Battendo 2-0 il CSU Craiova anche nel ritorno di San Siro, il Milan si è guadagnato l'accesso al playoff di Europa League: l'analisi del match
In una delle serate più calde della storia recente (35 gradi di temperatura, 40 percepiti), il Milan si è riscoperto in formato europeo: davanti ad un San Siro stracolmo, con oltre 65mila persone (record dei preliminari di Europa League, fino a ieri appannaggio del Borussia Dortmund, frantumato), i rossoneri si sono sbarazzati delle resistenze del CSU Craiova, sconfiggendolo per 2-0 e guadagnando così l'accesso al playoff di Europa League.
Il Milan è partito forte, trovando subito il vantaggio con Franck Kessié ma la prodezza dell'ivoriano è stata cancellata dal direttore sportivo bulgaro Nikola Popov, che aveva fermato l'azione in precedenza per un fuorigioco di Patrick Cutrone. Poco male perché, con un inizio di partita veemente, la squadra di Vincenzo Montella ha costretto i rumeni nella propria area e al 9', sugli sviluppi di un calcio d'angolo, Giacomo 'Jack' Bonaventura è stato più lesto di tutti ad insaccare il gol dell'1-0.

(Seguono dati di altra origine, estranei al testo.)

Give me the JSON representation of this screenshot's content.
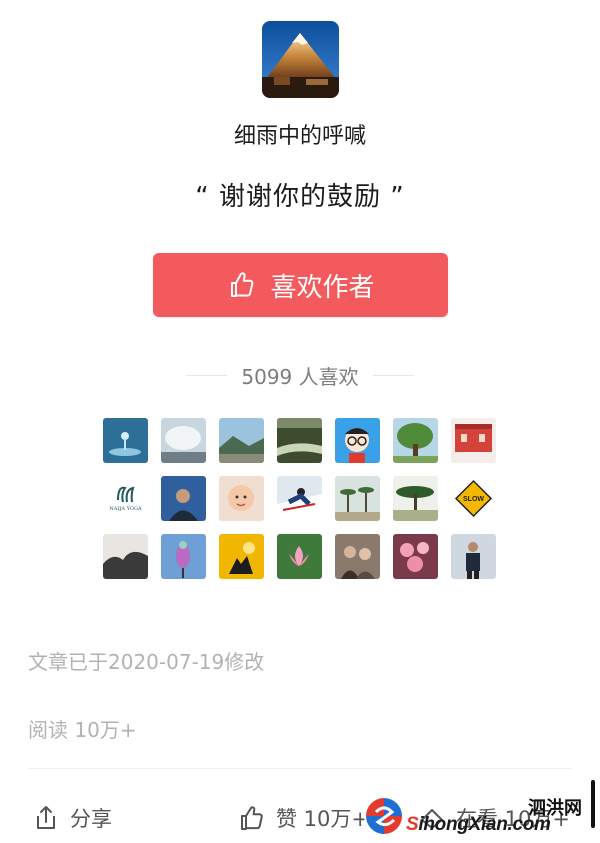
{
  "author": {
    "name": "细雨中的呼喊",
    "avatar_icon": "mountain-avatar-icon"
  },
  "quote": "“ 谢谢你的鼓励 ”",
  "like_button": {
    "label": "喜欢作者",
    "icon": "thumbs-up-icon",
    "color": "#f25a5d"
  },
  "likes_summary": {
    "count_text": "5099 人喜欢"
  },
  "supporters": [
    {
      "icon": "water-drop-avatar"
    },
    {
      "icon": "cloud-sky-avatar"
    },
    {
      "icon": "landscape-avatar"
    },
    {
      "icon": "river-avatar"
    },
    {
      "icon": "cartoon-glasses-avatar"
    },
    {
      "icon": "tree-avatar"
    },
    {
      "icon": "red-building-avatar"
    },
    {
      "icon": "yoga-logo-avatar",
      "text": "NAIJA YOGA"
    },
    {
      "icon": "person-avatar"
    },
    {
      "icon": "baby-avatar"
    },
    {
      "icon": "skier-avatar"
    },
    {
      "icon": "palm-trees-avatar"
    },
    {
      "icon": "acacia-tree-avatar"
    },
    {
      "icon": "slow-sign-avatar",
      "text": "SLOW"
    },
    {
      "icon": "dark-scene-avatar"
    },
    {
      "icon": "bird-avatar"
    },
    {
      "icon": "sunset-silhouette-avatar"
    },
    {
      "icon": "lotus-avatar"
    },
    {
      "icon": "couple-avatar"
    },
    {
      "icon": "peach-blossom-avatar"
    },
    {
      "icon": "man-standing-avatar"
    }
  ],
  "meta": {
    "modified": "文章已于2020-07-19修改",
    "reads": "阅读 10万+"
  },
  "actions": {
    "share": {
      "label": "分享",
      "icon": "share-icon"
    },
    "like": {
      "label": "赞 10万+",
      "icon": "thumbs-up-outline-icon"
    },
    "look": {
      "label": "在看 10万+",
      "icon": "look-icon"
    }
  },
  "watermark": {
    "cn": "泗洪网",
    "url_prefix": "S",
    "url_rest": "ihongXian.com"
  }
}
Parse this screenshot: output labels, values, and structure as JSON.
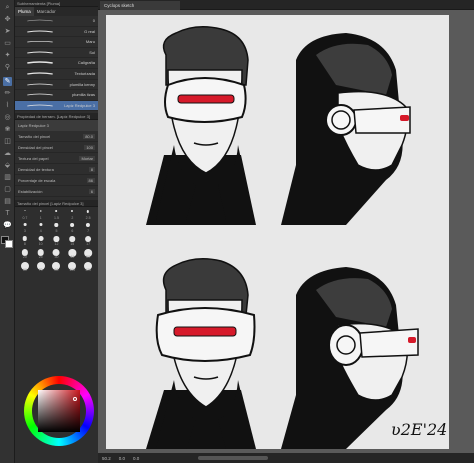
{
  "document": {
    "tab_title": "Cyclops sketch"
  },
  "brush_panel": {
    "tabs": [
      "Subherramienta [Pluma]",
      "Pluma",
      "Marcador"
    ],
    "brushes": [
      {
        "label": "",
        "size": "0"
      },
      {
        "label": "G real",
        "size": ""
      },
      {
        "label": "Maru",
        "size": ""
      },
      {
        "label": "Sol",
        "size": ""
      },
      {
        "label": "Caligrafía",
        "size": ""
      },
      {
        "label": "Texturizada",
        "size": ""
      },
      {
        "label": "plumilla kenny",
        "size": ""
      },
      {
        "label": "plumilla tizas",
        "size": ""
      },
      {
        "label": "Lapiz Redpulce 3",
        "size": ""
      }
    ],
    "selected_index": 8
  },
  "tool_property": {
    "header": "Propiedad de herram. [Lapiz Redpulce 3]",
    "tool_name": "Lapiz Redpulce 3",
    "rows": [
      {
        "label": "Tamaño del pincel",
        "value": "80.0"
      },
      {
        "label": "Densidad del pincel",
        "value": "100"
      },
      {
        "label": "Textura del papel",
        "value": "Mortar"
      },
      {
        "label": "Densidad de textura",
        "value": "8"
      },
      {
        "label": "Porcentaje de escala",
        "value": "86"
      },
      {
        "label": "Estabilización",
        "value": "6"
      }
    ]
  },
  "brush_size_panel": {
    "header": "Tamaño del pincel [Lapiz Redpulce 3]",
    "sizes": [
      "0.7",
      "1",
      "1.5",
      "2",
      "2.5",
      "3",
      "4",
      "5",
      "6",
      "7",
      "8",
      "10",
      "12",
      "15",
      "17",
      "20",
      "25",
      "30",
      "40",
      "50",
      "60",
      "70",
      "80",
      "100",
      "120"
    ]
  },
  "color": {
    "main": "#c8161d",
    "foreground": "#111111",
    "background": "#ffffff"
  },
  "status_bar": {
    "zoom": "50.2",
    "angle": "0.0",
    "extra": "0.0"
  },
  "artwork": {
    "signature": "ʋ2E'24"
  },
  "colors": {
    "accent": "#4a6fa5",
    "visor_red": "#d61a2a"
  }
}
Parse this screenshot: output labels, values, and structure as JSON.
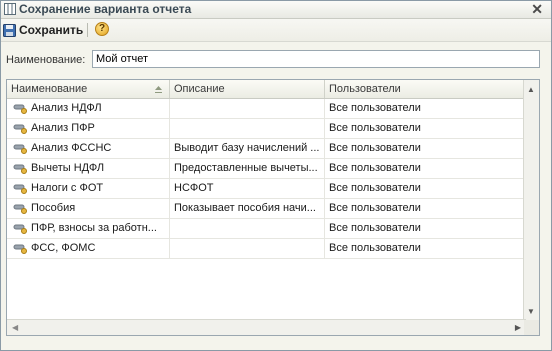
{
  "window": {
    "title": "Сохранение варианта отчета"
  },
  "toolbar": {
    "save_label": "Сохранить",
    "help_label": "?"
  },
  "form": {
    "name_label": "Наименование:",
    "name_value": "Мой отчет"
  },
  "table": {
    "columns": [
      "Наименование",
      "Описание",
      "Пользователи"
    ],
    "rows": [
      {
        "name": "Анализ НДФЛ",
        "description": "",
        "users": "Все пользователи"
      },
      {
        "name": "Анализ ПФР",
        "description": "",
        "users": "Все пользователи"
      },
      {
        "name": "Анализ ФССНС",
        "description": "Выводит базу начислений ...",
        "users": "Все пользователи"
      },
      {
        "name": "Вычеты НДФЛ",
        "description": "Предоставленные вычеты...",
        "users": "Все пользователи"
      },
      {
        "name": "Налоги с ФОТ",
        "description": "НСФОТ",
        "users": "Все пользователи"
      },
      {
        "name": "Пособия",
        "description": "Показывает пособия начи...",
        "users": "Все пользователи"
      },
      {
        "name": "ПФР, взносы за работн...",
        "description": "",
        "users": "Все пользователи"
      },
      {
        "name": "ФСС, ФОМС",
        "description": "",
        "users": "Все пользователи"
      }
    ]
  },
  "icons": {
    "title": "report-window-icon",
    "save": "floppy-disk-icon",
    "help": "help-icon",
    "sort": "sort-icon",
    "row": "report-variant-icon"
  },
  "colors": {
    "accent": "#e2a21c",
    "border": "#9aa7b0"
  }
}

Incanalato il match sui binari giusti, il Milan ha quindi insistito nella ricerca di trame di gioco ben ordite, e di un varco nella folta retroguardia biancoceleste: al 20', però, il CSU Craiova ha rischiato, clamorosamente, di pervenire al pareggio quando, in virtù di un tocco di Alexandru Băluţă ad eludere la marcatura asfissiante di Cristián Zapata e Mateo Musacchio, l'ex pescarese Alexandru Mitriţă si è ritrovato, come nella gara di Drobeta Turnu-Severin, a tu per tu con Gianluigi Donnarumma: botta a colpo sicuro e gran parata, di faccia, dell'estremo difensore rossonero. Il quale, per inciso, dopo essersi preso una larga fetta di applausi prima della partita, si è così riconciliato definitivamente con il suo pubblico.
E' stato, questo, l'unico guizzo del Craiova in fase offensiva, perché il Milan, in serata nonostante il caldo e la preparazione atletica ancora approssimativa, ha rischiato di andare in gol altre due volte con i suoi esterni di difesa: prima Ricardo Rodríguez si è fatto chiudere la porta in faccia da Nicolae Calancea, quindi è stato Andrea Conti a divorarsi, a porta spalancata, la rete di un raddoppio che sarebbe stato più che meritato. Il 2-0 è arrivato in avvio di ripresa, grazie ad un guizzo del più che positivo Cutrone, al suo primo centro ufficiale con la maglia del Milan: il bomber classe 1998 è stato abile a girare in rete, in area piccola, un traversone dalla sinistra di Ricardo Rodríguez scrivendo la parola 'fine' sull'incontro.
Negli ultimi 20' spazio in campo anche per due tra i giocatori più attesi dai tifosi rossoneri, ovvero Hakan Çalhanoğlu e André Silva, entrambi autori di ottimi spunti sebbene ormai la partita avesse poco da dire. La strada tracciata dal nuovo Milan è quella buona: ora sotto con la prossima avversaria di Europa League.